Avellino: Lakovic da ultimo minuto


Dal “Never give up” di coach Pancotto al “The show must go on” degli appassionati il passo è breve. Se l’allenatore ha detto alla squadra di non arrendersi mai, i tifosi di Avellino hanno ribadito che il momento magico deve continuare. E così la Scandone – che in un mese ha rivoltato la sua stagione come un calzino – arriva a Brindisi col vento in poppa e reduce da quattro vittorie di fila. Sulla sponda Enel, invece, le acque sono agitate, a causa di quattro sconfitte consecutive. «Ed è proprio per questo – ammonisce Pancotto – che la concentrazione e la rabbia dovranno essere al massimo livello possibile. Ci stanno aspettando, un po’ come a Biella, e noi siamo pronti alla battaglia. Loro sono una buonissima squadra, piena zeppa di fisicità e talento». Guai a stilare tabelle di marcia però, perché il condottiero marchigiano alza il tono della voce: «Il nostro obiettivo primario resta la salvezza, per raggiungerla  dovremo conquistare altri punti e quelli messi in palio al Palapentassuglia sono pesantissimi. Lo abbiamo già detto e lo ribadiamo, affrontiamo una gara alla volta e poi di vedrà. Non riesco a guardare oltre la partita di domani – credetemi – e sarà assai complicata». 
Ma la Sidigas ha quadrato il cerchio perché comincia – finalmente – ad avere alle spalle un vissuto importante: «Ho parlato prima al cuore e poi alla testa dei miei giocatori, che adesso si sentono coinvolti appieno e protagonisti di un progetto serio e lungimirante.

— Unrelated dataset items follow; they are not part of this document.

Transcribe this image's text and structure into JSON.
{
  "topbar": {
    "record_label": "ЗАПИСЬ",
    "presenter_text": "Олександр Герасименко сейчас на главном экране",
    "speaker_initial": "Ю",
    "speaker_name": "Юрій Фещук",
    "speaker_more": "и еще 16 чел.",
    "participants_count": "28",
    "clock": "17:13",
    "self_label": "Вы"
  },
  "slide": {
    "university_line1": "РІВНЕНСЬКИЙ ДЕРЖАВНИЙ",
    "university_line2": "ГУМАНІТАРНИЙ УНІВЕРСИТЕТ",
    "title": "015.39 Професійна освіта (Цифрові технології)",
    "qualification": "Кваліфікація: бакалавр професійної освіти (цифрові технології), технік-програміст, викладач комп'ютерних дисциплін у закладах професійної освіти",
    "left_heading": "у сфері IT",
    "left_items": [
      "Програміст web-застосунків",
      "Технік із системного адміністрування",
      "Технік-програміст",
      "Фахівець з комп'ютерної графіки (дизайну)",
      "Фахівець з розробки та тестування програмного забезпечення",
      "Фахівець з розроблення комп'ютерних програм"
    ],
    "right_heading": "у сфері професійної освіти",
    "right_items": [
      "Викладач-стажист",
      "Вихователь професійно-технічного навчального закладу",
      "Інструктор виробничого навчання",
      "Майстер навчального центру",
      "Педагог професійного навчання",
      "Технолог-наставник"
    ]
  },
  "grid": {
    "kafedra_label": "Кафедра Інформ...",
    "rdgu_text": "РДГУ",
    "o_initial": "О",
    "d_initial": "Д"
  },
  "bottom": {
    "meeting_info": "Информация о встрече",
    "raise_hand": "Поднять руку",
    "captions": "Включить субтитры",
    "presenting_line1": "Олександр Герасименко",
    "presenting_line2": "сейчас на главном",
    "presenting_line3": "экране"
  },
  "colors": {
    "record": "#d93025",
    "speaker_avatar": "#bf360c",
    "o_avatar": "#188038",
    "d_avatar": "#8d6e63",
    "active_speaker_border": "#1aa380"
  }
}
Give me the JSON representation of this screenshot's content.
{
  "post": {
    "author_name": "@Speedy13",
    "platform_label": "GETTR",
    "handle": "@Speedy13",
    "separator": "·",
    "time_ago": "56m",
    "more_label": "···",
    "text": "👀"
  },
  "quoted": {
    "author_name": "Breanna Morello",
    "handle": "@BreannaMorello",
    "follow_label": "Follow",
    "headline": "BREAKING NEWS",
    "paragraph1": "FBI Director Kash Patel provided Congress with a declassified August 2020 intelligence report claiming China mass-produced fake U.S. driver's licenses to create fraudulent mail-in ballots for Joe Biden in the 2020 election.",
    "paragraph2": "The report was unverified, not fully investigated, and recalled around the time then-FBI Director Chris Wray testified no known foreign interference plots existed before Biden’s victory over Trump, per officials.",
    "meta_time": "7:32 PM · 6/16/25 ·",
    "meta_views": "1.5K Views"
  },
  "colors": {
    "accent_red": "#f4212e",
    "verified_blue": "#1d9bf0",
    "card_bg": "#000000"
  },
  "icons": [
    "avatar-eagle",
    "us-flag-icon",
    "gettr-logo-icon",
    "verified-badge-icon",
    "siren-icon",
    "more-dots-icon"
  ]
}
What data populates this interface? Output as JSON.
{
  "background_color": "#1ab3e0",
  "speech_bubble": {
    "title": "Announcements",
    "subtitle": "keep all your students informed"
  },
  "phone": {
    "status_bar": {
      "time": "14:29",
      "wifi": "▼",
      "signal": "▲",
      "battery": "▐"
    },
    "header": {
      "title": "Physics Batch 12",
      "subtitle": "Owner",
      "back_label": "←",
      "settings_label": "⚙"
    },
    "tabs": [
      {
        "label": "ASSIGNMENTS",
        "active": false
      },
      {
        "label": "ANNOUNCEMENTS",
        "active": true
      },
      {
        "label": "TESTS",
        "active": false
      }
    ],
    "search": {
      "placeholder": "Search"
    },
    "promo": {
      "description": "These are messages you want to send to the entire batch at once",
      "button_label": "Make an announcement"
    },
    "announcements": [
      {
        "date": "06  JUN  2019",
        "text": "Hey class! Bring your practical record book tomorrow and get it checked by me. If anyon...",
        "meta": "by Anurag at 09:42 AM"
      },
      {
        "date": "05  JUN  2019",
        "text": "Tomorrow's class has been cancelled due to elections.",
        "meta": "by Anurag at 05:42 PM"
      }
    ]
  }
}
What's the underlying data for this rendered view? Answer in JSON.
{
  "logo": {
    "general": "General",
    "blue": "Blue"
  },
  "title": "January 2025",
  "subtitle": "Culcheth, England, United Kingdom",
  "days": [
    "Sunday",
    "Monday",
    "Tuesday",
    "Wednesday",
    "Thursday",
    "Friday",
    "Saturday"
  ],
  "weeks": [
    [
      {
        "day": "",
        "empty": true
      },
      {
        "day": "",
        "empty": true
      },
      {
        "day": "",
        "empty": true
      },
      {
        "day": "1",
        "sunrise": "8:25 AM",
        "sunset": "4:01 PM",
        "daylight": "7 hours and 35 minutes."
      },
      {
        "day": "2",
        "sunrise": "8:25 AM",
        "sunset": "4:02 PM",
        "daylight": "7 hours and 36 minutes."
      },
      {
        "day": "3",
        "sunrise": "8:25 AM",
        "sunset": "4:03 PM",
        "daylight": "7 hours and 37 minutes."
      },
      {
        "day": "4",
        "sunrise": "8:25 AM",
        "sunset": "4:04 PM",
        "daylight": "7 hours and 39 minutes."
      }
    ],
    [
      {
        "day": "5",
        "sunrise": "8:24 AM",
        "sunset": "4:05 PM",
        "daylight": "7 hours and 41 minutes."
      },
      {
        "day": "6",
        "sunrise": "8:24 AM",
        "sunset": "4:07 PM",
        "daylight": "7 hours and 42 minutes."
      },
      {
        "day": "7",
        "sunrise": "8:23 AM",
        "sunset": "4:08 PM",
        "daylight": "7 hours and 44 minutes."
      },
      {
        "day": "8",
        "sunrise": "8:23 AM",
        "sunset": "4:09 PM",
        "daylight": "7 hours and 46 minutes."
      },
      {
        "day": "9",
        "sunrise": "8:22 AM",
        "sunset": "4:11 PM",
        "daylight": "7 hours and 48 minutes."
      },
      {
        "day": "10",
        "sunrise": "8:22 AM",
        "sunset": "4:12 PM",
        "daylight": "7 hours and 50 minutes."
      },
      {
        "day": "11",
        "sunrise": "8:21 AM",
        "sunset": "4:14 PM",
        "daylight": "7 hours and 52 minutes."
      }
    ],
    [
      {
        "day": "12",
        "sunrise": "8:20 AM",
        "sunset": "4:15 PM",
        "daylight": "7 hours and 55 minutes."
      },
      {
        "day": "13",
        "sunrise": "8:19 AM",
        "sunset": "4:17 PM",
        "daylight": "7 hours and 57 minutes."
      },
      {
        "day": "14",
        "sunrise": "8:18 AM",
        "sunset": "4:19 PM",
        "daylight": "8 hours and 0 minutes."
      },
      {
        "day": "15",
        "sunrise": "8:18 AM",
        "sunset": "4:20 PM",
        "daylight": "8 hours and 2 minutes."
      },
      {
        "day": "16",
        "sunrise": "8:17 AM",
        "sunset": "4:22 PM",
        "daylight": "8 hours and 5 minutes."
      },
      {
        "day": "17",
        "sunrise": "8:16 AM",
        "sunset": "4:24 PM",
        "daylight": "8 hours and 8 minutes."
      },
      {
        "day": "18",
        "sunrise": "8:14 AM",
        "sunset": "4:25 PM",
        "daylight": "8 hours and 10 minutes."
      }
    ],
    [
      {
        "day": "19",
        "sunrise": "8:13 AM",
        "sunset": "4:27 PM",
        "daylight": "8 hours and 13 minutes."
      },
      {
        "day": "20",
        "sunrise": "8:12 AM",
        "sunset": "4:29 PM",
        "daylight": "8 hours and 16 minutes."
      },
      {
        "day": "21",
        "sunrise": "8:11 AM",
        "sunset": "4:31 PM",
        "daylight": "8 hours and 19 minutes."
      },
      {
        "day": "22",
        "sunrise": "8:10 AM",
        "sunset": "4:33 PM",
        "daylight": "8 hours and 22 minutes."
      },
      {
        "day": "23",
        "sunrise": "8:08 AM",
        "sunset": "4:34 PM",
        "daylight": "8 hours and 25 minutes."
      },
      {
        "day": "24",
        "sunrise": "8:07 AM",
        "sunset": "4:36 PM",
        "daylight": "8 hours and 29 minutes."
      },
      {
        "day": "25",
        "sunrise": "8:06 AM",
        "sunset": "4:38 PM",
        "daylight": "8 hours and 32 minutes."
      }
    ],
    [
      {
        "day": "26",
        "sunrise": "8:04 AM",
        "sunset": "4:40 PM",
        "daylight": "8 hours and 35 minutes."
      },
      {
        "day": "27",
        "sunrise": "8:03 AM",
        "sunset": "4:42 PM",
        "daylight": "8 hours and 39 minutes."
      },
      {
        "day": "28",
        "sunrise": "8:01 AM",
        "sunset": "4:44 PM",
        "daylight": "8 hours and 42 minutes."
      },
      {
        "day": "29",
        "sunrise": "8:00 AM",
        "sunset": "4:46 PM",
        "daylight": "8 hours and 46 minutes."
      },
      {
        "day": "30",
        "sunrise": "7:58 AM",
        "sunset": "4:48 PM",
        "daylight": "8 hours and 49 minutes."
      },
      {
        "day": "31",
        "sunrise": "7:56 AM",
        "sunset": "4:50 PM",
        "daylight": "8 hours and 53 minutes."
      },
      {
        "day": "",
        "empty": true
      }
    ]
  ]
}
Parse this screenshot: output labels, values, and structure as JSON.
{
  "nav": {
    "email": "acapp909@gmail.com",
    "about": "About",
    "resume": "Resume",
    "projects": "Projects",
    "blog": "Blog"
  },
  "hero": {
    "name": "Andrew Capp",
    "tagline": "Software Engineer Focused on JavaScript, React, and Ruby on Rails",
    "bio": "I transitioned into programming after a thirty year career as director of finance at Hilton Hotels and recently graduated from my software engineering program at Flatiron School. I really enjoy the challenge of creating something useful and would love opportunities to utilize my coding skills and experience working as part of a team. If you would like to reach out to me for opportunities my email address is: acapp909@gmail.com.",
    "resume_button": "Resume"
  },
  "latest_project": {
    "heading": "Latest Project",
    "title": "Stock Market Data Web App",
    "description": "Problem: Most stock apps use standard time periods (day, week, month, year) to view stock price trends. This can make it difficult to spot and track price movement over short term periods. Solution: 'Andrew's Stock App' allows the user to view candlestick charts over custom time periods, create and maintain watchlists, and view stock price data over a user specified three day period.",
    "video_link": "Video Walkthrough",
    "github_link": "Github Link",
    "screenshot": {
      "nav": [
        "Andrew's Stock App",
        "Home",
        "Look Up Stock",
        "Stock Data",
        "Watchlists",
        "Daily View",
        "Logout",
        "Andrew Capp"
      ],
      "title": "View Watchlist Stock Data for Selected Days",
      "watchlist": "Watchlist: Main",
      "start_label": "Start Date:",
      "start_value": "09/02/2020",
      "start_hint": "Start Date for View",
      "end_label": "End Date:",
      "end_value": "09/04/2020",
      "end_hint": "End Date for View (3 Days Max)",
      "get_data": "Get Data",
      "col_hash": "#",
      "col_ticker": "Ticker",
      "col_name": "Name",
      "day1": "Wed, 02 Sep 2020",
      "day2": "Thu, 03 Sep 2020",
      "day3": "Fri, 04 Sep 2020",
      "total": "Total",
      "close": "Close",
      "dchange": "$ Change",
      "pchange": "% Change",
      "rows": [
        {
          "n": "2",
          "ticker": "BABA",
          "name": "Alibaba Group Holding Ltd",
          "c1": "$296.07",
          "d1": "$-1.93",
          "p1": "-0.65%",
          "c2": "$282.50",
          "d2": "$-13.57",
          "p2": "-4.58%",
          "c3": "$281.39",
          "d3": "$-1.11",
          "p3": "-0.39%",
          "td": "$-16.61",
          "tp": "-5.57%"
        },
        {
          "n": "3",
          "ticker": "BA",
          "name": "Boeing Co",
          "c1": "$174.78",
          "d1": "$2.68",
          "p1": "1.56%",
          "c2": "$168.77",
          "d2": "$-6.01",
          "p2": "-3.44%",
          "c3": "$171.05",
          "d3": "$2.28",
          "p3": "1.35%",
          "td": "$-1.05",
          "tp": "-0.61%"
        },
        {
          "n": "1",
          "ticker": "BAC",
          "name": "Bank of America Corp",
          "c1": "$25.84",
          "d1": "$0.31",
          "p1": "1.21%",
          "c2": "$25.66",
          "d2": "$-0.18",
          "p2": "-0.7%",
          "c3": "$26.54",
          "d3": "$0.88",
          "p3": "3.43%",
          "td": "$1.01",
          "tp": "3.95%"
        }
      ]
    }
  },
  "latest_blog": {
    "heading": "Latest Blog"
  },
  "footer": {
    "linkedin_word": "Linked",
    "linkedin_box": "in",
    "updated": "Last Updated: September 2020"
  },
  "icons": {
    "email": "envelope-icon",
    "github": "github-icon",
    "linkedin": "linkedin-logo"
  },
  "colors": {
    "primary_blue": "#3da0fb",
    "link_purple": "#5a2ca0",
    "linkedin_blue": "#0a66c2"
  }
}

Grazie al lavoro settimanale ed alla solidità del gruppo, riusciamo a sopperire pure ad assenze importanti». Il discorso – manco a dirlo – scivola su Lakovic e l’allenatore di Porto San Giorgio non scioglie ancora la riserva: «Stavolta verrà con noi e su questo non ci piove, ma decideremo se impiegarlo o meno solo dopo il parere dello staff medico e comunque nell’immediata vigilia del match. Più di ogni altra cosa, però, conteranno le sue sensazioni. Jaka ha esperienza e sagacia, saprà cosa fare». 
E sul lato tattico: «Loro amano correre, alzando il numero dei possessi e delle conclusioni. In casa poi sono oltremodo pericolosi, soprattutto se si gasano in campo aperto e prendono fiducia. Noi dovremo essere bravi a togliergli il ritmo, a farli pensare. Ma saranno determinanti la lotta a rimbalzo, le percentuali al tiro e il saldo palle perse/recuperate». Un’altra sfida da vincere innanzitutto in difesa, laddove la Scandone ha dato un forte e tangibile giro di vite. E la cosa si nota ad occhio nudo. Un’ultima parola per i tifosi: «Saranno in pochi e non per colpa loro, ma si faranno sentire eccome. Tutti gli altri ci sosterranno a distanza, dal PalaDelmauro o da casa. Speriamo di dedicare un altro successo alla gente di Avellino ed alla società: hanno sempre creduto in noi, anche nei momenti più difficili e ci sono stati. Grazie!».

Lakovic dunque partirà con la squadra e siederà in panchina, ma il suo impiego rimane incerto. L’ecografia di controllo è andata bene ma quando forza il “computer” sloveno avverte ancora fastidio.

I modi e i tempi di utilizzo saranno valutati nell’immediata vigilia e durante la gara. Appare evidente che la sola presenza del regista sloveno farebbe aumentare e non di poco le chance di successo della Scandone la quale – per vincere a Brindisi – ha bisogno di una prestazione superiore a quella offerta a Biella. La sfida è molto sentita: dopo il concitato finale della gara di andata ma ancor più alla luce delle recenti polemiche sulla inadeguatezza dell’impianto pugliese e la capienza pressoché nulla del settore ospiti. In termini di classifica la compagine azzurra (attualmente nona, appaiata a Caserta e a due punti da Venezia) si gioca una importante carta per restare incollata al treno playoff.